All year long, Woods has struggled with opening-hole jitters, and it looked to be more of the same when he tugged his second shot at the 10th hole. But he caught a break with his ball sitting up in the rough, and he lofted a pitch from 55 feet, then watched as it hopped once and made a bee line for the hole.

“I could see it going in,” he said. “I gave it a little early call.”

But one hole later, Woods displayed the other end of his short-game spectrum, duffing a pitch from the wet Bermuda grass short of the green, leading to what would be his lone bogey of the day.

Before long, Woods settled into a groove and started hitting fairways, which led to birdies from 6 feet at 13 and a two-putt birdie at 15. “It seemed like every time he hit the fairway, he made birdie,” said Woods’ caddie, Joe LaCava.

Sedgefield Country Club is a 1929 Donald Ross design and, at par 70 and 7,127 yards, one of the shortest courses on Tour. Woods was able to hit a steady diet of fairway woods and 2-irons off the tee. When he reached for the driver, it didn’t get him into trouble.

“He only hit one bad shot, on eight off the tee,” fellow playing competitor Brooks Koepka said. “Drove the ball extremely well. I was impressed.”

Woods rolled in a 10-footer at 18 for his fourth birdie of the day and toured his first nine in 3-under 32. When he made a 6-foot birdie at the first, Woods was tied for second. (It’s been a long time since those words were typed.) At the fourth, he rifled an iron to 12 feet. But as soon as his birdie putt left his flatstick, Woods started to walk after it, thinking he pushed it. Not much, apparently, because he stopped in his tracks halfway as the putt sneaked into the hole. All he could do was smile. He added his seventh and final birdie of the day one hole later.

As good as Woods played, we’ve seen this movie before. One good round launches a new wave of proclamations that he’s back. The seeds of confidence could grow in the days to come, but leave it to LaCava to be the voice of reason.
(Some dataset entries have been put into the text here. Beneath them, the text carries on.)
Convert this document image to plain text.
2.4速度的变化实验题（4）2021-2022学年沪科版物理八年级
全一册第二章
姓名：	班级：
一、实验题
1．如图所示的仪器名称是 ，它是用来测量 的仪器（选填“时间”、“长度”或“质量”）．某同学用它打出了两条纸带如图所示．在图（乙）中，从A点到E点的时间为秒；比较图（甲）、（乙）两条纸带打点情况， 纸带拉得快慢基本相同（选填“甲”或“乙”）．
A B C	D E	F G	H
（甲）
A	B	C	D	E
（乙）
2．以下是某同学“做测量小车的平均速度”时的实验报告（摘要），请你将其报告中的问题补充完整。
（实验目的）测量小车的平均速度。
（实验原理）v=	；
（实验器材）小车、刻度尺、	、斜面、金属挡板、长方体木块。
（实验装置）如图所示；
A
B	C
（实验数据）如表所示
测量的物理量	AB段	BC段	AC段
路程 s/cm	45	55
“He needs a round like this,” LaCava said, “but let’s not make it out to be too much.”

Given the soft conditions and preferred lies, scoring figures to be low. Bill Haas estimated 20 under might be the winning score, and even that figure could be light. Woods knows he will have to back up his good round with another one, and probably another two after that.

“When it’s like this,” Woods said, “you’ve got to throw darts and go low.”

For one day, at least, Woods got some support from his flatstick. In addition to making birdie putts of 6-12 feet with regularity, Woods made round-saving par putts at 16 and at the ninth, his last hole of the day.

“I feel more energetic when I make those putts than I do a birdie,” Woods said.

That energy was contagious. Seeing Woods’ name shoot up the leaderboard sent the crowd into a frenzy. It had a similar effect on Koepka.

“If you can’t get amped up for Tiger Woods, there’s something wrong with you,” said the long-hitting Koepka, who shot 67. “It gets the blood flowing. You have no problem waking up this morning, I promise you that.”

Not on a morning when Woods awakened the echoes of his greatness.